We live in a culture that loves to dish the dirt on people. We have all seen the grocery store tabloids. Now there is tabloid television, online access 24/7 and apps to provide up-to-the minute news about the latest celebrity gossip.
But it is not only celebrity gossip that interests people today.
We live in a culture that is absolutely infatuated with dirty laundry on everyone.
People love to talk about people. The rumor mill never shuts down.
There does seem to be some confusion about the issue of gossip.
Isn’t it interesting that so many struggle to know if what they say is gossip, but it seems so easy to tell what gossip is when you are the one being gossiped about.
I have actually heard people say “Since it is true, it’s not gossip.” That comment reveals a poor understanding of what it means to gossip.
The Rev. Rick Warren provides a great definition of gossip: “When we are talking about a situation with somebody who is neither part of the problem nor part of the solution, then we are probably gossiping.”
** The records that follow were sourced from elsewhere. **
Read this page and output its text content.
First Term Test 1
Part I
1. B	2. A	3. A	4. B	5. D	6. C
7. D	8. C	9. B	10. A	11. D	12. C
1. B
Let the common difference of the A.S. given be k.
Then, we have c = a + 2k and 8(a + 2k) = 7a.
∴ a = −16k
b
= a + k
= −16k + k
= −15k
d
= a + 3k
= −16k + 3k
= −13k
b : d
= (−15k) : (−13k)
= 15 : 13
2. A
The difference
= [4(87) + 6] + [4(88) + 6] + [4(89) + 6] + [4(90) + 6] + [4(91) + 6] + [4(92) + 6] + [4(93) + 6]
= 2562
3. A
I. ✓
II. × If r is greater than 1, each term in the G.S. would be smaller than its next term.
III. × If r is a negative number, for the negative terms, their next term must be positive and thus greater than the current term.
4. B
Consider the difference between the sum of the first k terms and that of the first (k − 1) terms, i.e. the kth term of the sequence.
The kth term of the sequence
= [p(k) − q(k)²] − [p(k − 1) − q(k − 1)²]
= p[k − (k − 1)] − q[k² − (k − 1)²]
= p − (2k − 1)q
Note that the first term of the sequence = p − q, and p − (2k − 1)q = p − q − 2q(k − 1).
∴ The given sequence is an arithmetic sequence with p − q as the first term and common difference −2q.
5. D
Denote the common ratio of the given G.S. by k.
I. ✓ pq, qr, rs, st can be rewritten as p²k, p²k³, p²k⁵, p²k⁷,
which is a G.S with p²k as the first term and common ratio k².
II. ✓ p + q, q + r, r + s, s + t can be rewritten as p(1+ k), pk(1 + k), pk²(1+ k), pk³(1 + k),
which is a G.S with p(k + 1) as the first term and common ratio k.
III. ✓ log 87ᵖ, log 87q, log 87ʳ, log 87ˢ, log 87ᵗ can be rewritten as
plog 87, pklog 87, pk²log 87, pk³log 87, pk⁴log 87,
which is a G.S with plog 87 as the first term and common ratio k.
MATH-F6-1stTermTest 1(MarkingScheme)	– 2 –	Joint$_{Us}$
Does that mean you cannot talk about a situation at work that involves another employee if they are not present? Is that gossip?
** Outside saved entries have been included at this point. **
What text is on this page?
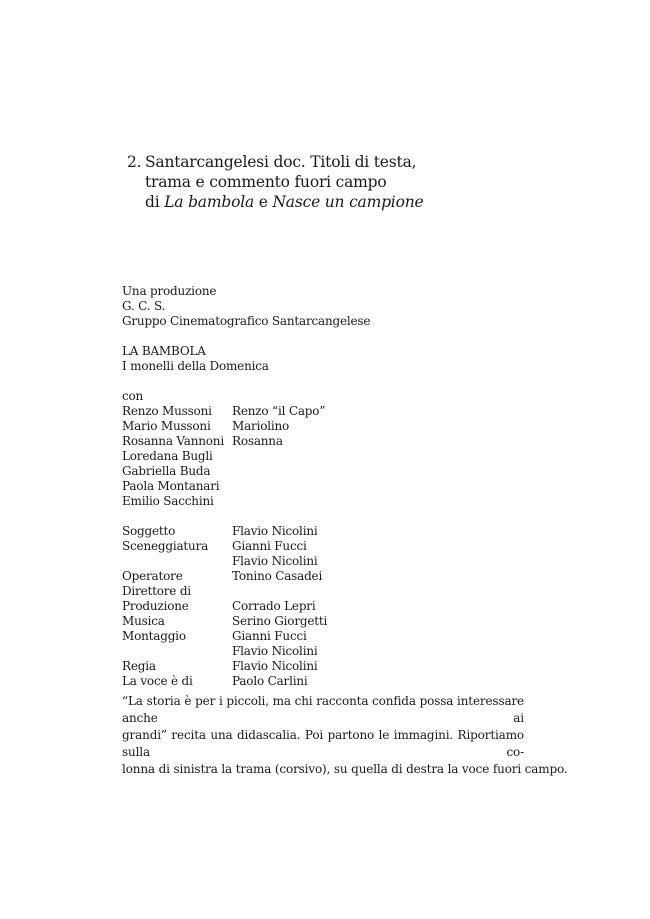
2. Santarcangelesi doc. Titoli di testa,
trama e commento fuori campo
di La bambola e Nasce un campione
Una produzione
G. C. S.
Gruppo Cinematografico Santarcangelese
LA BAMBOLA
I monelli della Domenica
con
Renzo Mussoni	Renzo “il Capo”
Mario Mussoni	Mariolino
Rosanna Vannoni	Rosanna
Loredana Bugli	
Gabriella Buda	
Paola Montanari	
Emilio Sacchini	
Soggetto	Flavio Nicolini
Sceneggiatura	Gianni Fucci
	Flavio Nicolini
Operatore	Tonino Casadei
Direttore di	
Produzione	Corrado Lepri
Musica	Serino Giorgetti
Montaggio	Gianni Fucci
	Flavio Nicolini
Regia	Flavio Nicolini
La voce è di	Paolo Carlini
“La storia è per i piccoli, ma chi racconta confida possa interessare anche ai
grandi” recita una didascalia. Poi partono le immagini. Riportiamo sulla co-
lonna di sinistra la trama (corsivo), su quella di destra la voce fuori campo.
Not if you are trying to actually get to a solution that is good for everybody.
Motive is a major factor in determining the value of our conversation. What is behind the words that you speak?
Do you ever find yourself asking that question of others or of yourself? It is wise to consider the motive behind our words.
When it comes to motivation, I need to be willing to honestly answer some difficult questions.
Do my conversations make things better or are they about making me look better or to be really honest, is it about making someone else look bad?
Am I subtly gratified when I can point out the shortcomings or failures of others?
If the end goal of our conversation is not to help the person or improve the situation, then maybe our words would be better left unsaid.
The reason we need to carefully consider our motivation for the words that we speak is because our words are so powerful.
Words can do so much good, and words can do so much harm.
James is warning us that there are plenty of ways to make mistakes with our words.